Step 2. Apply For an Employer Identification Number

If you plan on hiring employees for your business or opening a bank account for it, you’ll need to obtain an EIN. An Employer Identification Number qualifies your company for certain licenses and permits that you can’t get without an EIN. Of course, you aren’t required to hire employees to acquire an EIN for your company—it’s just an identification number for LLCs. 

An EIN functions to identify LLCs much the same way that a social security number is used to identify individual people. You can apply for an EIN through the IRS (Internal Revenue Service), which is easier than you would think. 

Many LLC formation services will apply for an EIN on behalf of your LLC, which is convenient. You can also apply for an EIN yourself. All you have to do is go to the IRS’s website and fill out the application for an EIN between 7 a.m.–10 p.m. Monday–Friday. 

Step 3. Open a Business Bank Account

The last step for LLCs to complete to make sure they have the proper business foundations is to open a bank account specifically for their business. 

Many business owners forget or overlook this step, but it’s an important one that you won’t want to skip. A lot of people use their own personal bank accounts for both business and personal transactions and then try to determine the difference between the two later for federal tax purposes. Of course, it seems simpler to use one bank account for everything, but there are two important reasons not to do this. 

The first is that it’s much simpler to determine which transactions are business transactions when you have a bank account dedicated specifically to your LLC, then you know for sure that all of the transactions on this account are business transactions.

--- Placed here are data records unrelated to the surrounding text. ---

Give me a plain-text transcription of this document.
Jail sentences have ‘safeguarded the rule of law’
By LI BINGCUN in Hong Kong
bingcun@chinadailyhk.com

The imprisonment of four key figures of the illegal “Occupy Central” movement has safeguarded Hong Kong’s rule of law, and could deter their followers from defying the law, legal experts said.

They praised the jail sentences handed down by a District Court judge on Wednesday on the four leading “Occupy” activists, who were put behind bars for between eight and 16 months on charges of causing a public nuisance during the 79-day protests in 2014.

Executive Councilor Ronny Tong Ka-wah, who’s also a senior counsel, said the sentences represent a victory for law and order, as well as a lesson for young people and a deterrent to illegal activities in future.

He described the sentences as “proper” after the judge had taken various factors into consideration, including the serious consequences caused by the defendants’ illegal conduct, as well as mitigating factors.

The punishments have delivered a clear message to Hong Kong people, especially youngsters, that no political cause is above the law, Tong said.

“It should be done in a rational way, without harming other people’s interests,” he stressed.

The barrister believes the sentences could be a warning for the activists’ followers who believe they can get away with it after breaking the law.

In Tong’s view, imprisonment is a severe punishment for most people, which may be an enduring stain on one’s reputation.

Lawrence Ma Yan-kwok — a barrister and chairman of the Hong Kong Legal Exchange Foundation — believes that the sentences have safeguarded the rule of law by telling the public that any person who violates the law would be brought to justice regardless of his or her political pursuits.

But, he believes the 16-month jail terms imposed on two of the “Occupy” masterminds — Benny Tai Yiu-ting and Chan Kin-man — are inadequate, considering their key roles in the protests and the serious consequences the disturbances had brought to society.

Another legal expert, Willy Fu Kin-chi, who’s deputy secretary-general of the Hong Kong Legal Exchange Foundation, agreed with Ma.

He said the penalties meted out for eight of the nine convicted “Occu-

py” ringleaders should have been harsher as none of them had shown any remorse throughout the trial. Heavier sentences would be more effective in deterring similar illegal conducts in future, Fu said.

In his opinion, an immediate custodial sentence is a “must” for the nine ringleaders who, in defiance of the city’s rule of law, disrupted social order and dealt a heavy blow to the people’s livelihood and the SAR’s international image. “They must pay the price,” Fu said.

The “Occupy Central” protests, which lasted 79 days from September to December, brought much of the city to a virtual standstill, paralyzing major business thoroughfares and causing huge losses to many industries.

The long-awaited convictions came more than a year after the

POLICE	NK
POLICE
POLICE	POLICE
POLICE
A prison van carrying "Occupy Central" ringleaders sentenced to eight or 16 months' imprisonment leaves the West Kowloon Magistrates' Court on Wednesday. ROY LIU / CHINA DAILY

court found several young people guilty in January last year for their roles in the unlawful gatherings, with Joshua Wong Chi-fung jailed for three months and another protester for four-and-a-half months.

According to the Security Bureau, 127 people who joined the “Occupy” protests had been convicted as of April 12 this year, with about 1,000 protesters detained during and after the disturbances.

You may think that you’ll be able to tell which are business transactions and which are personal transactions but believe me, it’s a lot harder to remember the personal transactions from the business ones months later when tax season comes around. So for LLCs, having a dedicated bank account for business transactions is important for tax purposes because it will make filing taxes a lot easier. 

The second reason to get a business bank account for your LLC is if you use your personal account for business transactions, you open yourself up to lawsuits and your personal assets won’t be protected even though you formed an LLC to get asset protection. Of course, if you do business transactions for your LLC through your personal bank account, creditors of your LLC can claim funds in your personal bank account as financial recourse. 

So if you want to keep your personal assets safe and make tax season a breeze, just use a separate bank account for your LLC and your personal finances. 

To open a bank account for your LLC you’ll need what is known as a “bank kit.” This includes documents like your Articles of Organization, Certificate of Good Standing, Certificate of Publication, and your EIN. Basically, you’ll need most of the documents you’ve been filing to form and establish your LLC. 

Many LLC formation services include bank kit preparation among their services. 

In Summary

You’ve taken a major step towards taking control of the future of your business by forming your Arizona LLC. 

If you’ve chosen to use one of the many Arizona LLC formation services, you’ll likely have to pay a fee as low as $0 plus state filing fees and they take a lot of the guesswork out of filing all of the forms you need to file to form an LLC in Arizona. 

If you’ve decided to form your Arizona LLC on your own, here are the five steps you’ll need to complete to form your LLC in Arizona: 

  1. Obtain the Articles of Organization form
  2. Name your LLC
  3. Choose your Registered Agent
  4. Choose your LLC address
  5. Sign and file your Articles of Organization

It can be a mind-boggling experience to navigate through all of the red tape and legal jargon involved with forming an LLC in Arizona. But nothing compares to the sense of accomplishment you will get from forgoing an LLC formation service, filing all of the forms, and filling out all the applications yourself and forming your LLC on your own. 

Hopefully, this is just one step along a long and successful business journey for you. Congratulations on forming an LLC in Arizona and best of luck with your future business ambitions!